Our Summer

160 71 154
                                    

Bagaimana jadinya jika seorang pria tampan menghabiskan musim panas menjaga keponakannya?

.
.
.

Ezekiel tidak akan mau tinggal di rumah kakaknya jika orang tuanya tidak meminta pria itu untuk menginap di sana. Kedua orang tuanya akan pergi ke luar negeri untuk merayakan hari jadi pernikahan mereka yang ke–50.
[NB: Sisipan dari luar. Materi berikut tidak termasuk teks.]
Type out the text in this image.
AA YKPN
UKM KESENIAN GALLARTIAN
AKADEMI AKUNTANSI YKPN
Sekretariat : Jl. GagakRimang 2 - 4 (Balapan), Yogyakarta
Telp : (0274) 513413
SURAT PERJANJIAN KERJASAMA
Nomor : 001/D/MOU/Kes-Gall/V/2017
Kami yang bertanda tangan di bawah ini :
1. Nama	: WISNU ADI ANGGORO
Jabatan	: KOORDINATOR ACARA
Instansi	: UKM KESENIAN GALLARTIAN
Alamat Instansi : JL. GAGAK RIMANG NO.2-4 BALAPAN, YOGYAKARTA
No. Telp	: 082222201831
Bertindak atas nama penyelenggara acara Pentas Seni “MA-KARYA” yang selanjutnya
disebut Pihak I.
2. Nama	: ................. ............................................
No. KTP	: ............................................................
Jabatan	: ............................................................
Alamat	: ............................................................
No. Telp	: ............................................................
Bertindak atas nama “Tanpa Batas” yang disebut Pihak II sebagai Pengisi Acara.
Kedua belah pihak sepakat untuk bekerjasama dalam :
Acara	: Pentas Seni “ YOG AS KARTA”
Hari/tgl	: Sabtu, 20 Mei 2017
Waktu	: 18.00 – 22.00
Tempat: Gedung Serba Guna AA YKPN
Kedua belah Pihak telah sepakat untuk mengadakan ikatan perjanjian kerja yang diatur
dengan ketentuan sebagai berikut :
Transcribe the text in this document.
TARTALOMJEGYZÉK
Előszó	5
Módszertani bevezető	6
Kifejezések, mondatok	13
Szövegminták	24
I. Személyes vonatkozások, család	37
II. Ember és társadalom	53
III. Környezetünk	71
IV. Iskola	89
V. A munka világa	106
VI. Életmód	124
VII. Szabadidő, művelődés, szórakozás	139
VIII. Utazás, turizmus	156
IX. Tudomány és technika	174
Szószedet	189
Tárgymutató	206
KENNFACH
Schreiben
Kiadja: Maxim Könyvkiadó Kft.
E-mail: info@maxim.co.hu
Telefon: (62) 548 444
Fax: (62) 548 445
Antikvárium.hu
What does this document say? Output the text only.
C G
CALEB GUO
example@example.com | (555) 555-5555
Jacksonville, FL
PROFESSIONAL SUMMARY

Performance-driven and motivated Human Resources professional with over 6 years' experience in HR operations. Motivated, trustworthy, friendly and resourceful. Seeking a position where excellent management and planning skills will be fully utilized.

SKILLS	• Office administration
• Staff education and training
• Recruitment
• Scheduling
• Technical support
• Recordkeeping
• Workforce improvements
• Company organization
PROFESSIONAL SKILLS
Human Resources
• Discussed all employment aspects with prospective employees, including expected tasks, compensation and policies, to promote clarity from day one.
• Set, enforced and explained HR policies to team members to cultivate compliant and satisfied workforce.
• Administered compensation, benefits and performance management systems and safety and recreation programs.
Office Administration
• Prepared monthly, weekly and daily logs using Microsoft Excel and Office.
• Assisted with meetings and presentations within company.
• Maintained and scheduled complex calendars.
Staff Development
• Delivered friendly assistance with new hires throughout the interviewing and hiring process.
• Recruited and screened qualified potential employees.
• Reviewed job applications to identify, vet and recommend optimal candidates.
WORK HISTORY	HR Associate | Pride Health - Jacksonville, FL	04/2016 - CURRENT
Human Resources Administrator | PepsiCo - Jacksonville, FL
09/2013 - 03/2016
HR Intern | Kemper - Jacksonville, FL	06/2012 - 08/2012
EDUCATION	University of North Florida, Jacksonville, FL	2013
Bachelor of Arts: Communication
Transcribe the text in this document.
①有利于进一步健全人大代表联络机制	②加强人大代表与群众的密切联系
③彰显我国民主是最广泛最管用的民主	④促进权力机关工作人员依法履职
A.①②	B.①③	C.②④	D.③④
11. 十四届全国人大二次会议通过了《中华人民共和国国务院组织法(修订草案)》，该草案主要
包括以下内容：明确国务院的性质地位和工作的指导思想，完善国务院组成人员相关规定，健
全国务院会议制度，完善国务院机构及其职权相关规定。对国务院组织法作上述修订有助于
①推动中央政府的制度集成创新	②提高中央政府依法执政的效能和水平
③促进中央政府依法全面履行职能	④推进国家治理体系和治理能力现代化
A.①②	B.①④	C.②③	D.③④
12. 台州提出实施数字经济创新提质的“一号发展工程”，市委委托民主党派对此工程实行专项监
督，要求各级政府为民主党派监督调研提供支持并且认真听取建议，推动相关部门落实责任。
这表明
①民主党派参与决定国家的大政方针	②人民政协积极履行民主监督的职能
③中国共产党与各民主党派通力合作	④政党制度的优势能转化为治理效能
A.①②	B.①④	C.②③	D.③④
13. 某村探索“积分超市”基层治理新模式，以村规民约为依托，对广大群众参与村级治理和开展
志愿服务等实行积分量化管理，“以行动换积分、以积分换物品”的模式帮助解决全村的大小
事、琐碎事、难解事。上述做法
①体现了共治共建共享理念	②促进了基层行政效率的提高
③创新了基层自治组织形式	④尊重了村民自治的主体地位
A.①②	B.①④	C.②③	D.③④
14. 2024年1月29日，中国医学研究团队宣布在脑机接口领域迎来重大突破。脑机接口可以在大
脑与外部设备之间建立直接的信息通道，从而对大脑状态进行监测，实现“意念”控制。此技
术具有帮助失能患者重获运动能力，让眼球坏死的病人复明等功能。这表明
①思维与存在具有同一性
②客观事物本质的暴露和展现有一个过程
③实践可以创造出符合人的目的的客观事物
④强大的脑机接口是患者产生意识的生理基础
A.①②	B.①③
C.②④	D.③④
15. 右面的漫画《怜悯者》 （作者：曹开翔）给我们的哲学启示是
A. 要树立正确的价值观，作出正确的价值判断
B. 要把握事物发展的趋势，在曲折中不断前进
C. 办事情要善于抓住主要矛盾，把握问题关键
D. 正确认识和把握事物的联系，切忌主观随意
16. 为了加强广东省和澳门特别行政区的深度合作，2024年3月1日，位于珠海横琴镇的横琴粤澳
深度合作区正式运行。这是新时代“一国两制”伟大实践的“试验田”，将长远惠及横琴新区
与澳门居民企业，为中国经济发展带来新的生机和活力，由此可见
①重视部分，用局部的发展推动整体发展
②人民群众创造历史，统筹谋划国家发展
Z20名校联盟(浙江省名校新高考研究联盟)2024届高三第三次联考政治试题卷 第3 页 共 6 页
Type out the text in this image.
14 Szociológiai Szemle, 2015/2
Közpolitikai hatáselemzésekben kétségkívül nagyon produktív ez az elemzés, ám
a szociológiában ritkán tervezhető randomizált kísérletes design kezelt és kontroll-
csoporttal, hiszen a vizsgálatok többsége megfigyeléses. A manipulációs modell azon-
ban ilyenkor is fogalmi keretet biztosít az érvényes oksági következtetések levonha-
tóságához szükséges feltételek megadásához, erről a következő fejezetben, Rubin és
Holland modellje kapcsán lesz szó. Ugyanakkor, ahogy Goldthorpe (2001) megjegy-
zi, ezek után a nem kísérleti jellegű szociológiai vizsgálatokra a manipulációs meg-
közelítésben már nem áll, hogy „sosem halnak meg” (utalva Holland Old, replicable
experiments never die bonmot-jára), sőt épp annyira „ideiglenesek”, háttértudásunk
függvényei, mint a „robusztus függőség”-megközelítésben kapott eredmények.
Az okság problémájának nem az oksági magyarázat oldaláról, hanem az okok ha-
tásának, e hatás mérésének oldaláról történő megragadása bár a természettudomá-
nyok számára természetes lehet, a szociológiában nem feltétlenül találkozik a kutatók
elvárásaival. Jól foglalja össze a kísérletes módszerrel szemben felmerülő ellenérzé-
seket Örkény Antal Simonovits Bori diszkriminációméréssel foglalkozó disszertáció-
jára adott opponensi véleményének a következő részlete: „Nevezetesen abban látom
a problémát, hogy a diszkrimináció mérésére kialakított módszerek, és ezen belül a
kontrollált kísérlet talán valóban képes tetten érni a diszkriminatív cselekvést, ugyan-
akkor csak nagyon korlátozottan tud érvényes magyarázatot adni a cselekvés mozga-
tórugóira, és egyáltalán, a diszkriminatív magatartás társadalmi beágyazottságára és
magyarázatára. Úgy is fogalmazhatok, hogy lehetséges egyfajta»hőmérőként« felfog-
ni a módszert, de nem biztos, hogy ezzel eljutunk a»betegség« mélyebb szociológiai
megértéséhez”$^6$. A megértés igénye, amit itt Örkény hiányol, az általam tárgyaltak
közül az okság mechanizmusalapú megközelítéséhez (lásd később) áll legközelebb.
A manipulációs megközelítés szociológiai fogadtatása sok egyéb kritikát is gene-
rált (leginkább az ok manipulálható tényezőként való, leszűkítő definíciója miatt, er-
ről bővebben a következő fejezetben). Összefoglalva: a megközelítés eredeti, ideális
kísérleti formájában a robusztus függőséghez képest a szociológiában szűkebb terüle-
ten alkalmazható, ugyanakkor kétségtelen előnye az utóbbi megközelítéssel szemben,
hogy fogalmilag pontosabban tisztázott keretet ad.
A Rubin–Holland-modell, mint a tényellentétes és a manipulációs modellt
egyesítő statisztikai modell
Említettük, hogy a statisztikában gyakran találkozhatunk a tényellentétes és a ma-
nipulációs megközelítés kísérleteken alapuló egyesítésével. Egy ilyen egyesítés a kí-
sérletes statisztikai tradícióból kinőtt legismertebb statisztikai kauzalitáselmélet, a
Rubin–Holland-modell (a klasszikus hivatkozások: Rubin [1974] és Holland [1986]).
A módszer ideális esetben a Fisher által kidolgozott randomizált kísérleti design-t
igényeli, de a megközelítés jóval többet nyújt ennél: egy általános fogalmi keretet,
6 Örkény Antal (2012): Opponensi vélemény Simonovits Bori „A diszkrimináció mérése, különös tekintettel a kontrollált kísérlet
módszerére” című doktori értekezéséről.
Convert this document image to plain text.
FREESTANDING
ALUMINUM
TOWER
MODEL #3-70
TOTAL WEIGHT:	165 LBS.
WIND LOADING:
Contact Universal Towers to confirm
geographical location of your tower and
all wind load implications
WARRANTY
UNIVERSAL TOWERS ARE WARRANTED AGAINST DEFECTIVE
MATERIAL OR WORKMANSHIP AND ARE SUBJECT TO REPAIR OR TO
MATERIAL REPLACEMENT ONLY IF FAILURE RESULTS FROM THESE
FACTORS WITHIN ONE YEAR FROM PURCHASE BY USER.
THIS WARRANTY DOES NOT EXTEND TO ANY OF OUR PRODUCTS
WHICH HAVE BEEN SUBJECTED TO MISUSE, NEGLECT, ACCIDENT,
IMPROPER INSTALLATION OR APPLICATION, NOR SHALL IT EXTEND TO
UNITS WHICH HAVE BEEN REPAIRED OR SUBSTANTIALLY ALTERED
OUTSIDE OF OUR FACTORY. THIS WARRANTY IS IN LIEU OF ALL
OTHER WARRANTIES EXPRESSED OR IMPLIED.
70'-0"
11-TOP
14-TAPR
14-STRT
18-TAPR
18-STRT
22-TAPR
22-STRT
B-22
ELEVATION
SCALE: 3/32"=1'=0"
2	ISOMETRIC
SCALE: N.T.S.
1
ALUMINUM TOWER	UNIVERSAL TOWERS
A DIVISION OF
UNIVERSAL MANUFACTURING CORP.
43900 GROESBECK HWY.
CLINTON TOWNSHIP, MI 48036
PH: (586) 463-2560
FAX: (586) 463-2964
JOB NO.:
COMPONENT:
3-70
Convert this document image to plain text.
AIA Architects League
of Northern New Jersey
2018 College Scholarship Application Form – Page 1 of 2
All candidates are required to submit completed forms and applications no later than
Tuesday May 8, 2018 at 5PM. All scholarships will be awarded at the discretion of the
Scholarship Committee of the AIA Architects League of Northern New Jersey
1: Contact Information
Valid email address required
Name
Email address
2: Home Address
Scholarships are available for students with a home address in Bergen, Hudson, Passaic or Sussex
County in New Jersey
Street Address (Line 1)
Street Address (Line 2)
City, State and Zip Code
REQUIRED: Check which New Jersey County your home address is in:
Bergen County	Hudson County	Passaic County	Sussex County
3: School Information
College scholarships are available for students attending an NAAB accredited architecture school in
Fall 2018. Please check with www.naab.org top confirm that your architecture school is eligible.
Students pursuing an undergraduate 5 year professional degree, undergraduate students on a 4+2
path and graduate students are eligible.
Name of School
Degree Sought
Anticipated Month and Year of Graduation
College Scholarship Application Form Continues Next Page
Dia sempat meminta untuk tinggal sendiri di rumah, beralasan jika dia bisa mengurus dirinya sendiri, namun orang tuanya berkata jika mereka sudah merencakan hal itu sejak lama dan listrik rumah mereka akan dihentikan selama keduanya pergi, membuat Ezekiel mau tak mau harus mengikuti permintaan kedua orang tuanya.

Jadi, di sinilah dia sekarang.

Dahinya mengernyit tak suka melihat bocah di gendongan kakak perempuannya. Anak itu menatapnya dengan mata hazel yang begitu lebar. Ugh. Dia benci anak kecil.

"Lihat pamanmu, Mavie. Katakan hai!" Kakaknya, Raven, menggoyangkan tangan Maverick dan berbicara dengan suara bayi. "Hai, Paman Ezzie!"

Ezekiel memutar bola mata. "Jangan panggil aku Ezzie, aku bukan anak kecil."

"Terserah." Raven memberikan putranya pada sang adik, yang segera menggendong anak itu dengan kikuk. "Aku harus pergi berbelanja. Baik-baiklah dengan Maverick!"

"Tunggu— Raven!" panggil Ezekiel. Namun gagal. Kakaknya telah pergi. Dia melirik sang keponakan di gendongannya. Anak itu menatap sang paman dengan jari telunjuk berada di mulutnya. "Apa yang kau lihat, Jelek?"

Tak tersinggung dengan panggilan Ezekiel, anak itu malah tertawa. Dia berdecak, dan memutuskan untuk pergi ke kamar Maverick, membiarkan bocah itu merangkak dan bermain dengan mainannya.

.
.

Hari ini, kakaknya kembali menitipkan Maverick pada Ezekiel, dan pergi keluar untuk bertemu teman-temannya. Pria itu terus-terusan mendumel dalam hati, kesal karena harus tinggal di rumah sendirian dengan si bocah. Seharusnya dialah yang pergi keluar dan bersenang-senang dengan teman-temannya! Bukannya mengasuh bocah seperti pria cupu!

"Waktunya mandi, bocah kecil."

Ezekiel mengangkat anak itu dan menggendongnya ke kamar. Dia melepas baju Maverick, lalu menggendongnya ke kamar mandi.

Anak itu suka mandi. Dia tegaskan sekali lagi; Maverick. SUKA. Mandi. Itu artinya, dia akan menghabiskan waktu cukup lama untuk memandikan Maverick.

Ezekiel mengisi bathtub dan mendudukkan Maverick di sana. Anak itu dengan girang menendang-nendang serta mengecipakkan tangannya ke air.

Sang paman duduk di pinggir bathtub dan menghela napas pasrah. "Kemari, Sobat." Dia berusaha menghindari cipratan air agar pakaiannya tak terlalu basah dan menyabuni tubuh Maverick.

Splash!

Ezekiel terkesiap sambil memejamkan mata. Suara tawa anak itu terdengar. Bocah itu benar-benar menguji kesabarannya.

Dia mengembuskan napas perlahan, berusaha menahan amarahnya. Ezekiel mengelap wajahnya yang terciprat air. Maverick terkikik sekali lagi.

Tak mau melampiaskan kekesalannya, Ezekiel kembali memandikan Maverick. Setelahnya, dia mengangkat anak itu dari bathtub, yang segera memperoleh teriakan memprotes.

"Jangan—" Ezekiel menggeram. "Ugh! Jangan banyak bergerak!"

Dia membawa Maverick kembali ke kamar dan mengeringkan tubuhnya. Kali ini, bocah itu menangis. Pria itu memutar bola matanya jengah. Dasar ratu drama, rutuknya.